Please use the NAMD list for Simulation related questions.

Secondly, I don't think pockets inside the protein are filled by the
solvation process. Solvation is usually around the protein only and not
inside, unless the pockets are big enough. The methods of solvation that I
am aware of puts the protein in a water box and deletes overlapping atoms
which are within a distance cutoff from protein atoms. Of this was used
then depending on how big the pockets are and how big was your cutoff and
how you chose to solvate will determine if the space inside (assuming it's
big enough ) will get filled.
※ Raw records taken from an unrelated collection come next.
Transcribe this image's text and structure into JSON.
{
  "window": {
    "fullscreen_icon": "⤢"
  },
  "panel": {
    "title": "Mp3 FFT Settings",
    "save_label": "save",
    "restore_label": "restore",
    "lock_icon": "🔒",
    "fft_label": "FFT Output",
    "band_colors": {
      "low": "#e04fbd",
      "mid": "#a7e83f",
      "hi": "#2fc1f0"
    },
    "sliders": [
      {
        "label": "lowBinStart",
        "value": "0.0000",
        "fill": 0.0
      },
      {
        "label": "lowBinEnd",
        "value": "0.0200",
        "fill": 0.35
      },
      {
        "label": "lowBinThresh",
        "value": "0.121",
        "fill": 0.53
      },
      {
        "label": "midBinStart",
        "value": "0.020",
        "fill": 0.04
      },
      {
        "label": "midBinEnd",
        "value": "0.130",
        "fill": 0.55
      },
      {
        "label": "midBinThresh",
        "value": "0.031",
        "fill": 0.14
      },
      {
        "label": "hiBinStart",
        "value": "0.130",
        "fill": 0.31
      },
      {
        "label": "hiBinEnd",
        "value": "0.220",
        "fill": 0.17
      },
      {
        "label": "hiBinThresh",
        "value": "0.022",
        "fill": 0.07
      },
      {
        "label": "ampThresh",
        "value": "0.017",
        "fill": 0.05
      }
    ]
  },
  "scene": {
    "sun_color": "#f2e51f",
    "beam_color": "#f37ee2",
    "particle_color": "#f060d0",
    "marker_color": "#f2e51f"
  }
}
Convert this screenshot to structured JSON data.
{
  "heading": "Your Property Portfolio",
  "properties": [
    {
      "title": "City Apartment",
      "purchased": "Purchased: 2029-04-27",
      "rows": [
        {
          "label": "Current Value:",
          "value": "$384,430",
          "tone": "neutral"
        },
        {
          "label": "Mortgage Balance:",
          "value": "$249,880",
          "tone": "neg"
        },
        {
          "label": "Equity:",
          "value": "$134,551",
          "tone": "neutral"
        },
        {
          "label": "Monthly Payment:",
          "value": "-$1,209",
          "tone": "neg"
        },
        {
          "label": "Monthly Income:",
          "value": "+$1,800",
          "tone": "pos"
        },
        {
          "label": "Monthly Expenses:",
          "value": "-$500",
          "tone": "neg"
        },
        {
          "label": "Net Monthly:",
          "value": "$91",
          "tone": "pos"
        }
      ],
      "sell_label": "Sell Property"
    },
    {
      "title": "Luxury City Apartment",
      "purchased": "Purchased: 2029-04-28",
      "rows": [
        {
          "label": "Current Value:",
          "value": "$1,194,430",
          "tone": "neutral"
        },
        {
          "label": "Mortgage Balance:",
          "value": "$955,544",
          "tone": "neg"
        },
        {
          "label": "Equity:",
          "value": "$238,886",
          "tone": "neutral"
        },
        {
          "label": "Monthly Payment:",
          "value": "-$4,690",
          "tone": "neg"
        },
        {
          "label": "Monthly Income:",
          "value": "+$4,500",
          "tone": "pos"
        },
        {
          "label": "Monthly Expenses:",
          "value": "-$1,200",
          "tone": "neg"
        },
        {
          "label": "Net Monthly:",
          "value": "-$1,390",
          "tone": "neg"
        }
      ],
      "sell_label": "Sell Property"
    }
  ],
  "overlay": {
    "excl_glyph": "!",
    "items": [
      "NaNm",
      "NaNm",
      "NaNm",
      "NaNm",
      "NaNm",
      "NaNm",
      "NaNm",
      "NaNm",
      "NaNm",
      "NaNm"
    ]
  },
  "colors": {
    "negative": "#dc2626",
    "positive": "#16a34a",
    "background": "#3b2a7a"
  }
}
You can check this by checking water
coordinates within minmax of protein.

On May 25, 2017 07:54, "Pratik Narain Srivastava" <pratik.narain_at_gmail.com>
wrote:

I am very new to molecular dynamics. I am trying to simulate a PDB crystal
structure. After running a minimization of 25000 steps, I want to run a
small 100ps equilibration on water only by keeping the protein fixed. After
about 10000 steps of this run I get "Atoms moving too fast" error. What can
I do for it? Also if I delete the waters already present in the structure,
does the waterbox fills up the created space? Please answer these questions
and please point me to some basic literature on MD simulations.